Humans have a great capacity to under-value and disrespect our genetic, if residual, inheritance and part of a food chain with other red-blooded mammalian wildlife. This provides us with a dilemma. Descartes claimed that we humans have sufficient brains to command all other wildlife. His maxim ‘I think therefore I am’, does not sit easily with Darwin’s ‘Origin of Species’, where humans evolved from the apes that Descartes was so dismissive about. Just as Descartes underestimated human animal instinct, we have for centuries tried to rationalize away human mammalian instincts, skills and behaviour.

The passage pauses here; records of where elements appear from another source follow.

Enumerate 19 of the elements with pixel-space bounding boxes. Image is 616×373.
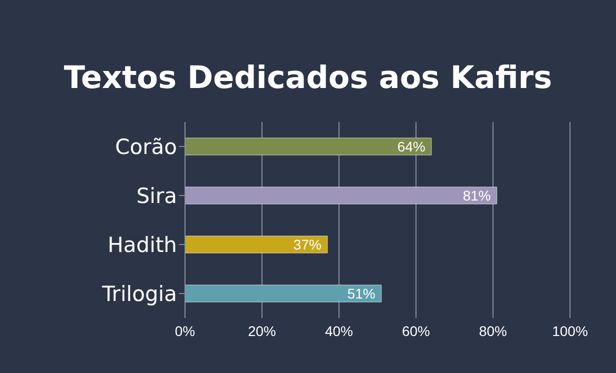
x-tick-label: 80% [478,322,508,339]
x-tick-label: 0% [174,322,196,339]
bar [185,236,328,254]
x-tick-label: 60% [402,322,430,339]
bar [185,138,432,156]
bar [185,186,498,204]
x-tick-label: 20% [248,322,276,339]
chart-title: Textos Dedicados aos Kafirs [62,60,554,96]
y-tick-label: Sira [136,184,177,208]
x-tick-label: 40% [324,322,354,339]
x-tick-label: 100% [552,322,588,339]
data-label: 64% [397,138,426,154]
bar [185,284,382,302]
y-tick-label: Hadith [108,232,177,257]
data-label: 51% [347,286,376,302]
data-label: 37% [293,236,322,252]
y-tick-label: Corão [115,134,177,159]
data-label: 81% [462,188,491,204]
y-tick-label: Trilogia [101,282,177,306]
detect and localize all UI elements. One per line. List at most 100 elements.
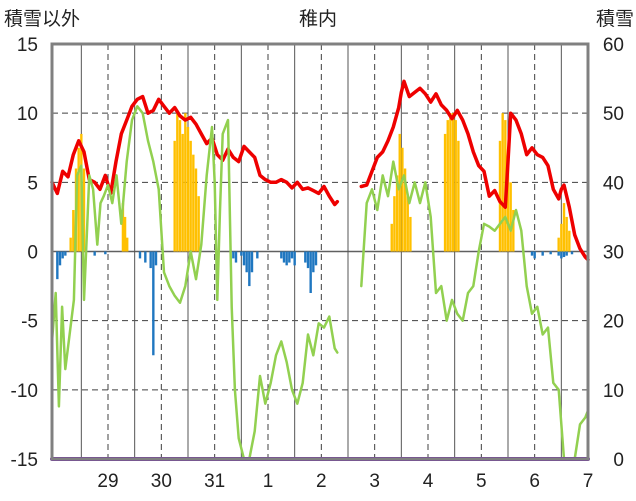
orange-bar: [512, 210, 515, 252]
x-tick-label: 29: [97, 471, 118, 492]
blue-bar: [560, 251, 563, 259]
orange-bar: [178, 120, 182, 252]
orange-bar: [443, 133, 447, 252]
green-series-line: [360, 160, 590, 461]
orange-bar: [446, 120, 449, 252]
blue-bar: [282, 251, 286, 263]
blue-bar: [562, 251, 566, 258]
orange-bar: [393, 196, 396, 252]
blue-bar: [309, 251, 312, 293]
left-axis-label: 積雪以外: [4, 9, 81, 30]
blue-bar: [61, 251, 64, 259]
y-right-tick-label: 0: [613, 450, 624, 471]
orange-bar: [401, 147, 404, 252]
x-tick-label: 5: [476, 471, 487, 492]
x-tick-label: 31: [204, 471, 225, 492]
orange-bar: [197, 196, 200, 252]
orange-bar: [176, 113, 179, 252]
orange-bar: [498, 140, 502, 252]
x-tick-label: 1: [263, 471, 274, 492]
orange-bar: [121, 203, 125, 252]
y-right-tick-label: 10: [603, 381, 624, 402]
y-left-tick-label: -15: [11, 450, 38, 471]
blue-bar: [232, 251, 235, 259]
orange-bar: [409, 216, 412, 252]
blue-bar: [304, 251, 307, 263]
blue-bar: [312, 251, 315, 273]
y-right-tick-label: 20: [603, 312, 624, 333]
orange-bar: [126, 237, 129, 252]
orange-bar: [82, 168, 86, 252]
blue-bar: [152, 251, 155, 356]
y-left-tick-label: -10: [11, 381, 38, 402]
blue-bar: [293, 251, 296, 266]
orange-bar: [560, 223, 563, 252]
y-left-tick-label: 5: [27, 173, 38, 194]
blue-bar: [306, 251, 310, 269]
y-left-tick-label: 0: [27, 243, 38, 264]
blue-bar: [154, 251, 158, 266]
orange-bar: [501, 113, 504, 252]
blue-bar: [533, 251, 536, 259]
red-series-line: [359, 79, 590, 262]
blue-bar: [240, 251, 243, 256]
orange-bar: [181, 133, 184, 252]
blue-bar: [56, 251, 59, 280]
y-right-tick-label: 60: [603, 35, 624, 56]
blue-bar: [541, 251, 544, 256]
blue-bar: [314, 251, 318, 266]
blue-bar: [234, 251, 238, 263]
red-series-line: [50, 94, 340, 207]
blue-bar: [250, 251, 254, 273]
blue-bar: [245, 251, 248, 273]
blue-bar: [93, 251, 96, 256]
y-left-tick-label: 10: [17, 104, 38, 125]
blue-bar: [565, 251, 568, 256]
blue-bar: [280, 251, 283, 259]
blue-bar: [549, 251, 552, 255]
x-tick-label: 30: [151, 471, 172, 492]
x-tick-label: 3: [369, 471, 380, 492]
x-tick-label: 7: [583, 471, 594, 492]
orange-bar: [454, 120, 457, 252]
orange-bar: [173, 140, 176, 252]
blue-bar: [285, 251, 288, 266]
blue-bar: [58, 251, 62, 266]
plot-frame: [50, 42, 590, 461]
blue-bar: [149, 251, 152, 269]
orange-bar: [395, 175, 399, 252]
orange-bar: [123, 216, 127, 252]
blue-bar: [138, 251, 142, 259]
blue-bar: [104, 251, 107, 255]
orange-bar: [562, 203, 566, 252]
chart-title: 稚内: [298, 9, 337, 30]
orange-bar: [186, 127, 190, 252]
green-series-line: [50, 105, 339, 461]
x-tick-label: 4: [423, 471, 434, 492]
orange-bar: [398, 133, 401, 252]
y-right-tick-label: 30: [603, 243, 624, 264]
orange-bar: [72, 210, 75, 252]
blue-bar: [288, 251, 291, 263]
y-left-tick-label: -5: [21, 312, 38, 333]
orange-bar: [506, 154, 510, 252]
orange-bar: [457, 140, 460, 252]
orange-bar: [194, 168, 198, 252]
orange-bar: [451, 113, 455, 252]
blue-bar: [248, 251, 251, 287]
blue-bar: [242, 251, 246, 266]
orange-bar: [189, 140, 192, 252]
orange-bar: [565, 216, 568, 252]
orange-bar: [449, 113, 452, 252]
blue-bar: [144, 251, 147, 263]
blue-bar: [64, 251, 67, 256]
blue-bar: [557, 251, 560, 256]
x-tick-label: 2: [316, 471, 327, 492]
orange-bar: [509, 182, 512, 252]
orange-bar: [557, 237, 560, 252]
orange-bar: [69, 237, 72, 252]
orange-bar: [192, 154, 195, 252]
y-right-tick-label: 40: [603, 173, 624, 194]
blue-bar: [290, 251, 294, 259]
y-right-tick-label: 50: [603, 104, 624, 125]
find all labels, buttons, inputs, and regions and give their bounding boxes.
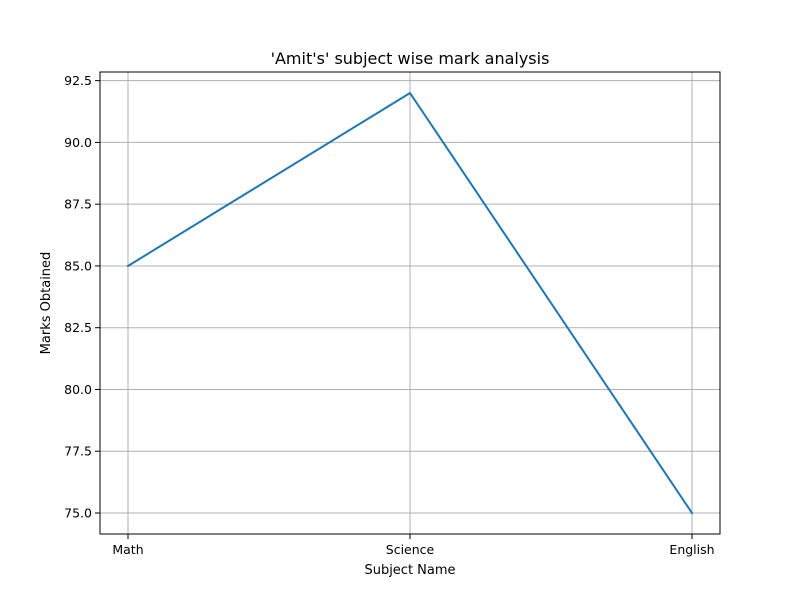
x-tick-label: Math xyxy=(112,542,143,557)
series-line xyxy=(126,92,694,515)
y-tick-label: 87.5 xyxy=(64,197,92,212)
chart-title: 'Amit's' subject wise mark analysis xyxy=(271,49,550,68)
y-tick-label: 85.0 xyxy=(64,258,92,273)
tick-layer: Math Science English 75.0 77.5 80.0 82.5 85.0 87… xyxy=(64,73,714,557)
y-axis-label: Marks Obtained xyxy=(39,252,54,355)
y-tick-label: 82.5 xyxy=(64,320,92,335)
y-tick-label: 80.0 xyxy=(64,382,92,397)
x-axis-label: Subject Name xyxy=(364,563,455,578)
grid-layer xyxy=(100,72,720,534)
x-tick-label: Science xyxy=(386,542,435,557)
x-tick-label: English xyxy=(669,542,714,557)
y-tick-label: 90.0 xyxy=(64,135,92,150)
y-tick-label: 92.5 xyxy=(64,73,92,88)
y-tick-label: 75.0 xyxy=(64,506,92,521)
y-tick-label: 77.5 xyxy=(64,444,92,459)
series-layer xyxy=(126,92,694,515)
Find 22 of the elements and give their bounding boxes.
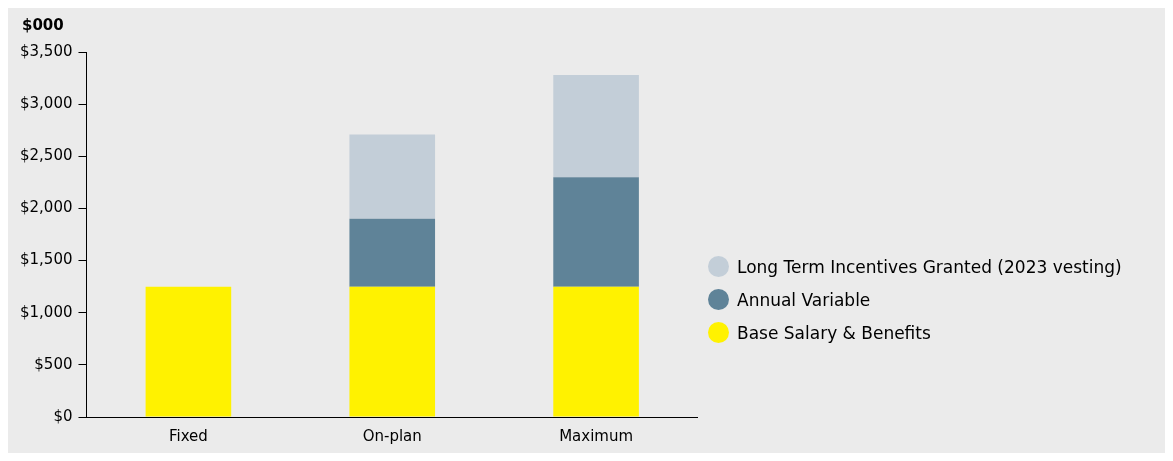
y-tick-label: $1,500 xyxy=(19,250,73,269)
legend-label: Base Salary & Benefits xyxy=(737,322,931,343)
y-tick-label: $0 xyxy=(53,406,73,425)
bar xyxy=(553,74,639,178)
y-tick-label: $3,500 xyxy=(19,41,73,60)
y-tick-label: $2,500 xyxy=(19,146,73,165)
x-tick-label: Maximum xyxy=(559,426,634,445)
bar xyxy=(145,286,232,417)
bar xyxy=(349,134,436,219)
y-tick-label: $500 xyxy=(34,354,73,373)
bar xyxy=(349,286,436,417)
y-tick-label: $2,000 xyxy=(19,198,73,217)
bar xyxy=(553,177,639,287)
bar xyxy=(349,218,436,287)
y-tick-label: $3,000 xyxy=(19,94,73,113)
x-tick-label: Fixed xyxy=(168,426,208,445)
legend-label: Annual Variable xyxy=(737,289,871,310)
bar xyxy=(553,286,639,417)
x-tick-label: On-plan xyxy=(362,426,422,445)
legend-label: Long Term Incentives Granted (2023 vesting) xyxy=(737,256,1122,277)
y-axis-title: $000 xyxy=(22,16,64,35)
y-tick-label: $1,000 xyxy=(19,302,73,321)
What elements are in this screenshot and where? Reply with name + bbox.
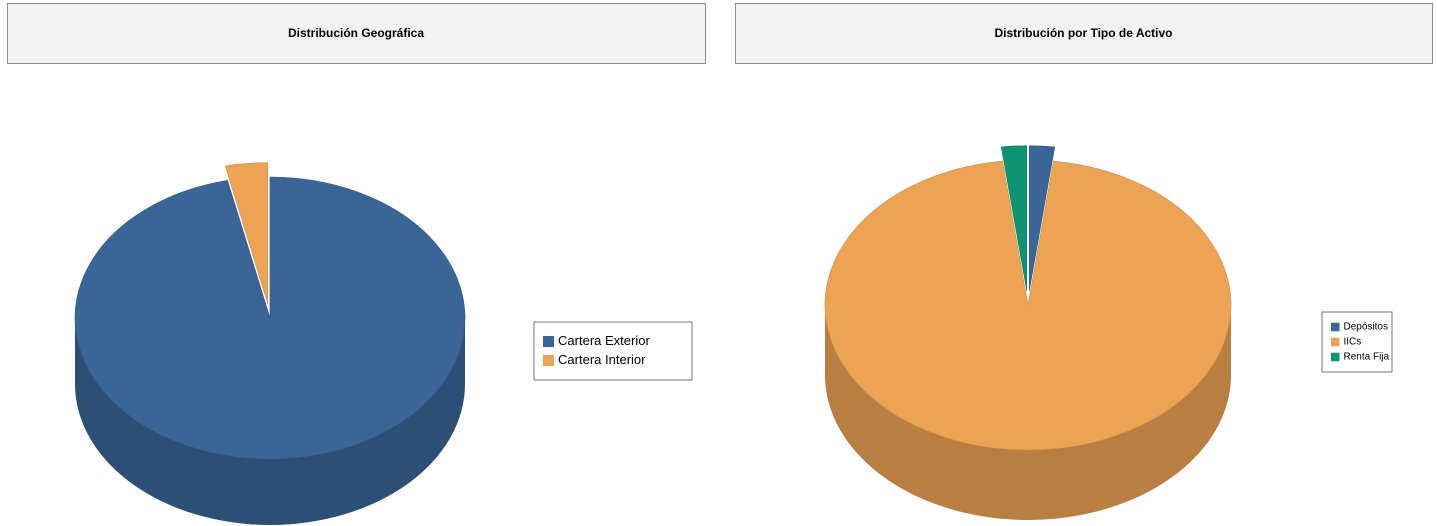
legend-label: Cartera Exterior [558,333,650,348]
legend-swatch [1331,337,1340,347]
slice [224,162,269,304]
slice-side [75,318,465,525]
slice [74,176,466,460]
chart-title: Distribución por Tipo de Activo [994,26,1172,40]
title-box [735,3,1433,64]
legend-label: IICs [1344,337,1362,348]
legend-swatch [1331,352,1340,362]
legend-box [533,321,693,381]
legend-swatch [543,354,555,367]
slice [1000,145,1028,291]
chart-title: Distribución Geográfica [288,26,424,40]
slice-side [825,305,1231,520]
legend-swatch [1331,322,1340,332]
legend-label: Cartera Interior [558,352,646,367]
slice [1028,145,1056,291]
legend-label: Renta Fija [1344,352,1390,363]
slice [824,160,1232,451]
title-box [7,3,706,64]
legend-swatch [543,335,555,348]
legend-label: Depósitos [1344,322,1388,333]
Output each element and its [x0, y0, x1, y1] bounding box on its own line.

Here is a further paradox: Human development and self- awareness is greatly advanced by our increasing grasp of, for example, the behaviour of a pride of lions, whilst concurrently human activity is disowning our behavioural inheritance, attempting to airbrush-out our animal instincts. Instead of some greater vision of what we could learn from wildlife, we are retreating to our anti-social habitat and then claiming we are superior. Hobbes was terrified by ‘a state of nature’, where no fabric of society is present and violent chaos prevails. But ‘Tiger tiger burning bright’ should enlighten us rather than burden us with fears of Golding’s ‘Lord of the Flies’ and Bertrand Russell’s despair at man’s capacity for self-destruction.

Ironically the difference of lawless mob rule in the French Revolution under Robespierre, and the genocide of Rwanda more recently sharply contrasts with a Pride of Lions; here there is a social order, a leader of the pack, a chain of command that hunts with almost regimented precision and mutual benefit.

So how can humans mutilate intelligent ‘relatives’ for body parts? How can humans offend the food chain? Why can’t humans only hunt what they eat? The market in the human habitat is for dubious medicinal purposes, even based on superstition. A Pride of lions is not superstitious or irrational, but wild – that is it has true freedom to roam, taking only what it needs from the environment, and leaving the remnants of a ‘kill’ to the rest of the foodchain. This management by nature is inclusive and self-sustaining. Greed, corruption and perverse irresponsibility of the poacher is an anti-social behaviour of envy, social anxiety and behavioural repression, reflecting Man’s inability to deal with himself and his failings.

But I’m an artist, and I’ll leave the political resolutions of such issues to those who can’t do anything else. Let us hope that they won’t be hunted to the point of extinction.